Arsi, 23 ans, a lui aussi pris goût à sa nouvelle autonomie. Réintégré en famille depuis deux ans, ce jeune artiste peintre ne veut plus dépendre financièrement des parents et assure pouvoir se débrouiller avec l’argent qu’il gagne sur les marchés : "Je veux vivre seul pour m’organiser et ouvrir un compte en banque." "Même s’il est un peu dur avec les enfants, il leur achète du pain chaque matin", témoigne en souriant Lucelle, sa grande sœur.

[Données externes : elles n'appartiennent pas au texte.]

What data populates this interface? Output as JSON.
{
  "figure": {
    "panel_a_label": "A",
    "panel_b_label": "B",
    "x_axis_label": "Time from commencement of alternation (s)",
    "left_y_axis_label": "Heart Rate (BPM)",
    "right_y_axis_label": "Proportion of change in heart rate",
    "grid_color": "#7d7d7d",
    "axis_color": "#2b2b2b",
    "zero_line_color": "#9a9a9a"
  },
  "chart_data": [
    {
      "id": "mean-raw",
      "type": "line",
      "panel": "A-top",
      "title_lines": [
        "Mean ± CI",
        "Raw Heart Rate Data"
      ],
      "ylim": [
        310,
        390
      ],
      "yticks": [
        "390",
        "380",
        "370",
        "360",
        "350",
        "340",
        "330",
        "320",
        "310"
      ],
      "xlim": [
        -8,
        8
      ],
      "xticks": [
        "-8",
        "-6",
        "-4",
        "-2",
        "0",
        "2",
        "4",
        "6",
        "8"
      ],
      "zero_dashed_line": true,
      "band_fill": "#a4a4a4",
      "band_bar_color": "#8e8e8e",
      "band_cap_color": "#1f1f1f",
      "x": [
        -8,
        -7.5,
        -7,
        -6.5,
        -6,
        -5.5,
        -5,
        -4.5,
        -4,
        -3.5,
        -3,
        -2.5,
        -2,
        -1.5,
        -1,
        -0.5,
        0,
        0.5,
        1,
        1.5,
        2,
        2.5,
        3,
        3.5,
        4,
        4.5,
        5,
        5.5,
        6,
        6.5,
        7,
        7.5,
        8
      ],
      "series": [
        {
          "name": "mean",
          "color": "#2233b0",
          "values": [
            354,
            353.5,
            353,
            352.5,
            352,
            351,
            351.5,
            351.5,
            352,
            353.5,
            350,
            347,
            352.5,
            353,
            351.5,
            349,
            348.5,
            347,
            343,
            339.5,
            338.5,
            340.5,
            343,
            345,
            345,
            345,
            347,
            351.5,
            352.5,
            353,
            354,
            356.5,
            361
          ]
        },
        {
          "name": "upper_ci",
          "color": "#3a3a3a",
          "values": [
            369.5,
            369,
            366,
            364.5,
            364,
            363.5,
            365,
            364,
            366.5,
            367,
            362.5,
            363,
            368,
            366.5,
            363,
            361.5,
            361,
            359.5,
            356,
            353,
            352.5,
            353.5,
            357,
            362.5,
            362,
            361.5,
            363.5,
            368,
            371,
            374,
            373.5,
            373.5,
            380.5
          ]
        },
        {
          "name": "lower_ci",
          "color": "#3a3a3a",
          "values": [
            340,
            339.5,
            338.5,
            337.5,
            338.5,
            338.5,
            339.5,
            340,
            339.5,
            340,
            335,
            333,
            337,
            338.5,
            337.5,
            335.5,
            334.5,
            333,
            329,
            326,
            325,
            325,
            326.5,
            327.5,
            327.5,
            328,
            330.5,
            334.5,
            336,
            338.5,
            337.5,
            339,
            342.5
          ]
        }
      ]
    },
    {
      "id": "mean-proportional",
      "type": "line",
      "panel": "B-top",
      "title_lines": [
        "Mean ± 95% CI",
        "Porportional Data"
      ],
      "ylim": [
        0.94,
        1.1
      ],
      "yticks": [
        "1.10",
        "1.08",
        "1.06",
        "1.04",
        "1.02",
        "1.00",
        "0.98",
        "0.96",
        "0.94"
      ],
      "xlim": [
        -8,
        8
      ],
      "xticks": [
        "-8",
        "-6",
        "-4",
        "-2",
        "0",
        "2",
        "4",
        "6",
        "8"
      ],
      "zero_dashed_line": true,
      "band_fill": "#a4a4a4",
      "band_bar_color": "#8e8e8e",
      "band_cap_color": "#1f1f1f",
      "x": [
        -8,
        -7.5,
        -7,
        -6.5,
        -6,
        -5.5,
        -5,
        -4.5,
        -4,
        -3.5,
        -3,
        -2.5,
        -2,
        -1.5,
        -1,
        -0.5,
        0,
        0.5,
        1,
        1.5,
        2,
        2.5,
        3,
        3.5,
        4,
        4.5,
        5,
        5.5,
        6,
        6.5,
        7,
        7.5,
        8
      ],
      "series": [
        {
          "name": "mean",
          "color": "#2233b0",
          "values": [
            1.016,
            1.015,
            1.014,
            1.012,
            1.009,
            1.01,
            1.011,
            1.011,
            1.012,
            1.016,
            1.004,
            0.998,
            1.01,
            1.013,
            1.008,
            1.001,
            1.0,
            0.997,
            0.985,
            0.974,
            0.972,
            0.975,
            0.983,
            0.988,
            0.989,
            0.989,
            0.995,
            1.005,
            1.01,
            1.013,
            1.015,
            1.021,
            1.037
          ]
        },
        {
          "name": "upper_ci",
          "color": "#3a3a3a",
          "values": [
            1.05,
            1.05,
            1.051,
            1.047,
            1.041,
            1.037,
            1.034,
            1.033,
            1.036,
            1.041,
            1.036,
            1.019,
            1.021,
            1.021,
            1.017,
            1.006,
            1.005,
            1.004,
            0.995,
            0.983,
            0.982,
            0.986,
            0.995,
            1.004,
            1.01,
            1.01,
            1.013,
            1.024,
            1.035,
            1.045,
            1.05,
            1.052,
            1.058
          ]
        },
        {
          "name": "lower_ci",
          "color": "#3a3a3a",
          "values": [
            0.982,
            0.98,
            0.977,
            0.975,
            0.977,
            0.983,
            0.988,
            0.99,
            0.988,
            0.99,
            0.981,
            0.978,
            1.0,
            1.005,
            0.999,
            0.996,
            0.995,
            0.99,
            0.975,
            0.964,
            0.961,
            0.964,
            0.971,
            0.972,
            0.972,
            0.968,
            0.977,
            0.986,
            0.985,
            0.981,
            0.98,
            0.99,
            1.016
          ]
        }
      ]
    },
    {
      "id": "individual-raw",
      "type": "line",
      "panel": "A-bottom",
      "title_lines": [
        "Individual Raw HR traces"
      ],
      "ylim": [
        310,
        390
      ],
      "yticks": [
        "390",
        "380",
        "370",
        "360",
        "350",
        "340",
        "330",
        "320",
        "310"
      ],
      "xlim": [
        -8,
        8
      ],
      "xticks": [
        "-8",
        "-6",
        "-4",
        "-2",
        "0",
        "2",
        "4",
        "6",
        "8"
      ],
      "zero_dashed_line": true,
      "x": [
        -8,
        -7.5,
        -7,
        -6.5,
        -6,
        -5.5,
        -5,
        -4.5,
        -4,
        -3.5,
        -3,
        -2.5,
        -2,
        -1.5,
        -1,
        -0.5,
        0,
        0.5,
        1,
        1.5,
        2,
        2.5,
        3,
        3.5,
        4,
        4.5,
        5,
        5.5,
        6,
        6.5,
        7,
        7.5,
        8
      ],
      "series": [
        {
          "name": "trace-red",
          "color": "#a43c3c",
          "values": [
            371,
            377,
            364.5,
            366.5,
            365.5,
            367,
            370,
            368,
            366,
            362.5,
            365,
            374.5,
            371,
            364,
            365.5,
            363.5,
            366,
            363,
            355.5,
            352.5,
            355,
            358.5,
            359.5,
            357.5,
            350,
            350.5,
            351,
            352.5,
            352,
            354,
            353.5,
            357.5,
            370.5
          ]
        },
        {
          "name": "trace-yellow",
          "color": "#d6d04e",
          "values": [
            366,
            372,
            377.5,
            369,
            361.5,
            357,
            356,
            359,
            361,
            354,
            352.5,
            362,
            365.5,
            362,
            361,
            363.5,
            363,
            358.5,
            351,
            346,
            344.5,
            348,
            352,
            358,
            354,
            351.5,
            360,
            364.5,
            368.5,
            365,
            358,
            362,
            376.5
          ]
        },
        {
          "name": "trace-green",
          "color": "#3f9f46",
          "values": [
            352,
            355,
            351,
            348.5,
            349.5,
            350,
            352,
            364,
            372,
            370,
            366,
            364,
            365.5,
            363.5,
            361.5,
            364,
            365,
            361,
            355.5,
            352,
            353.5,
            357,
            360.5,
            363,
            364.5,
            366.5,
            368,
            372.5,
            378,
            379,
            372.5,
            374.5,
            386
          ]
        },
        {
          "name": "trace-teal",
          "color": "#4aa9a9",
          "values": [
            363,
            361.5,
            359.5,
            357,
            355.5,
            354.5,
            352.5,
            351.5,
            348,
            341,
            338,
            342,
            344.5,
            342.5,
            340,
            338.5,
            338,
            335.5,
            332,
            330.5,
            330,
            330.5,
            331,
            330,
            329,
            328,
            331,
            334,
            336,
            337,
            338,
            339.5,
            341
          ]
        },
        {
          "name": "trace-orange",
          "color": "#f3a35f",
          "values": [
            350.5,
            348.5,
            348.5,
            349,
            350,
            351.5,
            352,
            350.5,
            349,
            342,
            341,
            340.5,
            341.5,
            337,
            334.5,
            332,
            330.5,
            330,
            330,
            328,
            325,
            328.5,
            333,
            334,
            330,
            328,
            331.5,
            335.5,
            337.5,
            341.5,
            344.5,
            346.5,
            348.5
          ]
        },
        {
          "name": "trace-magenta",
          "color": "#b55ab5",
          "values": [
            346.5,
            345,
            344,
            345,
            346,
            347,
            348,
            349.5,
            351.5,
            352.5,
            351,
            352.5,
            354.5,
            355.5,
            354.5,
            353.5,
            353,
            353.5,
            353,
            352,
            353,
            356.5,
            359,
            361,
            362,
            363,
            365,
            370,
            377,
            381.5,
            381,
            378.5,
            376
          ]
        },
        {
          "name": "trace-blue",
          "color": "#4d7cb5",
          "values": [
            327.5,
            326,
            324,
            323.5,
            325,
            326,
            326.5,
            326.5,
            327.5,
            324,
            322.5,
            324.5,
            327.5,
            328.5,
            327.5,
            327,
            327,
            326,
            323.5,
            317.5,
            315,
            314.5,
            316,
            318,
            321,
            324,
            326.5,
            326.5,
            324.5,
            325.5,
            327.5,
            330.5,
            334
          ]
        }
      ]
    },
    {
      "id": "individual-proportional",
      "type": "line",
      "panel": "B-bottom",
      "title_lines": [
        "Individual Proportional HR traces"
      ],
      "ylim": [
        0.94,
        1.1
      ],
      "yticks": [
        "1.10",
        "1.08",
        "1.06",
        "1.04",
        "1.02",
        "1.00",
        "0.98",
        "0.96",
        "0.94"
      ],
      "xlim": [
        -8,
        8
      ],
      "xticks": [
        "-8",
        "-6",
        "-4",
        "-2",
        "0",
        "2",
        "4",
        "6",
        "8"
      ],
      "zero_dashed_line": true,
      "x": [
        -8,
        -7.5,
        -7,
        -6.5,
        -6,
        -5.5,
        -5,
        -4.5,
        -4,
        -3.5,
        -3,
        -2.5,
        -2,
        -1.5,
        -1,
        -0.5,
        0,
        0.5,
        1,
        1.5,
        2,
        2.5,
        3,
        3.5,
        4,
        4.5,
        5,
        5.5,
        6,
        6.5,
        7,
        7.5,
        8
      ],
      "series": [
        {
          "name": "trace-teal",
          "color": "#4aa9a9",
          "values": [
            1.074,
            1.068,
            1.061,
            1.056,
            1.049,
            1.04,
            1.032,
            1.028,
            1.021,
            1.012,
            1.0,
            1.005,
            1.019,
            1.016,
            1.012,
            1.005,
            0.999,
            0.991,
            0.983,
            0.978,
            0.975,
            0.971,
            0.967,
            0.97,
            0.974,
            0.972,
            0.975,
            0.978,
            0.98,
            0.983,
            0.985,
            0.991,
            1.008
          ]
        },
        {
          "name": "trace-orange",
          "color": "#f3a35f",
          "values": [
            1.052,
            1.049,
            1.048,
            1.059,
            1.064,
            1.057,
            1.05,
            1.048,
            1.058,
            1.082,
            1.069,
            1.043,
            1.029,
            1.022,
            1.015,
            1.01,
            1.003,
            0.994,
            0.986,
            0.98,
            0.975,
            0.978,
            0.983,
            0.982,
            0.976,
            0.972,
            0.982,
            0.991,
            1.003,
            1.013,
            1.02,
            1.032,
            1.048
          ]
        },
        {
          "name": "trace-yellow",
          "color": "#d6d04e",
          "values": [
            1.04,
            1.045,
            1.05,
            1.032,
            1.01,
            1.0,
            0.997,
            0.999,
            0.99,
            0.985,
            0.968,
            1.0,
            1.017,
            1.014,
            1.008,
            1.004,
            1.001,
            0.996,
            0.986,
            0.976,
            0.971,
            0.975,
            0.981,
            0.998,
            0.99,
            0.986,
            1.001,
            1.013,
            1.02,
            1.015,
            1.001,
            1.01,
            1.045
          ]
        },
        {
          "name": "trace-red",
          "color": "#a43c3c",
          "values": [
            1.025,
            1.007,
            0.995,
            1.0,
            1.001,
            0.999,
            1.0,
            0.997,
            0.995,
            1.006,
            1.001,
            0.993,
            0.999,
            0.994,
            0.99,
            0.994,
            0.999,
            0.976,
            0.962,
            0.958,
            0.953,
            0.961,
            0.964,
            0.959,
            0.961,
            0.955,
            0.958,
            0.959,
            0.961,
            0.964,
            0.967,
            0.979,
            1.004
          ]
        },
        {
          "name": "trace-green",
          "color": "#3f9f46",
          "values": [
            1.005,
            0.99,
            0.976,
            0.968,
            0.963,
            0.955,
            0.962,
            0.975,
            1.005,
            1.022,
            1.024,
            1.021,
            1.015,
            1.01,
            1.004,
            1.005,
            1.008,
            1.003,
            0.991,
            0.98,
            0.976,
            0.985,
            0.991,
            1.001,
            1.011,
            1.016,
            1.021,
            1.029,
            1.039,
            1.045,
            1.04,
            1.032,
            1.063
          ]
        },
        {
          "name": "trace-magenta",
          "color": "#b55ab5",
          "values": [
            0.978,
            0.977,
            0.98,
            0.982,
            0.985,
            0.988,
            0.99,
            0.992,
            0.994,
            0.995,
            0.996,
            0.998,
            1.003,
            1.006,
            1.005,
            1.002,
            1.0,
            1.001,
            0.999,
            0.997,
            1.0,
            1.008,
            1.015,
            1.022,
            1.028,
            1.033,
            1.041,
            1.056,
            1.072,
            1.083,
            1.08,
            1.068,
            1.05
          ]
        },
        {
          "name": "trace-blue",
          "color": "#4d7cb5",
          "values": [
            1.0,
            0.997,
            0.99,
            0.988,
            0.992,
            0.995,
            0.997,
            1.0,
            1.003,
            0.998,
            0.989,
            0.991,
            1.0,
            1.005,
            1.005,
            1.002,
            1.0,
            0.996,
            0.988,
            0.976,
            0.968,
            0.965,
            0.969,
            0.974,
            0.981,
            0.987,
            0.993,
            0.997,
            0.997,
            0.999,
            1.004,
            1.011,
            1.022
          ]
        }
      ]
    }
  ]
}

L’Espace Jarrot forme chaque année en moyenne entre 15 et 20 enfants à différents métiers. Difficile de faire comprendre à tous qu'ils ont ainsi plus à gagner sur le long terme. "Sur les quinze que nous étions, je suis le seul à avoir terminé ma formation", regrette Jess qui explique ainsi ce désintéressement : "Les autres n’ont pas supporté les difficultés du métier et ont préféré retourner vivre dans la rue". C’est le cas de Basile, qui a fui la maison familiale il y a 7 ans après avoir volé 100 000 Fcfa (152 €). "Je trouve facilement de l’argent quand je suis dans la rue", affirme-t-il.

 

"Je ne peux plus repartir dans la rue"

Pour se forger un nouvel avenir, le jeune doit bien sûr être volontaire, mais aussi être soutenu un minimum par son entourage. "Certains parents refusent de collaborer", déplore M. Likibi, directeur de l’Espace Jarrot. "Je n’ai pas besoin de ce bandit. Prenez-le comme cadeau !", a dit un jour un père à un éducateur. "Je ne veux pas perdre mon mariage à cause de ce voleur", a lancé une mère à un autre éducateur. Pour obtenir de meilleurs résultats, cette ONG collabore avec le ministère des Affaires sociales. Ce dernier, dans le cadre d'un projet, a travaillé sur un échantillon de 100 enfants de Pointe-Noire et de Brazza : "En deux ans, tous ont été intégrés dans leur famille", souligne M. Kibinda, chef de projet réintégration familiale des enfants de la rue, au ministère. Afin d'éviter que ces jeunes ne retournent dans leur ancien milieu, "nous avons accompagné l’insertion d'une somme de 70 000 Fcfa (105 € environ) qui permet aux parents de créer une activité génératrice de revenus. Pendant six mois, l’équipe de suivi passe contrôler ces activités", ajoute-t-il.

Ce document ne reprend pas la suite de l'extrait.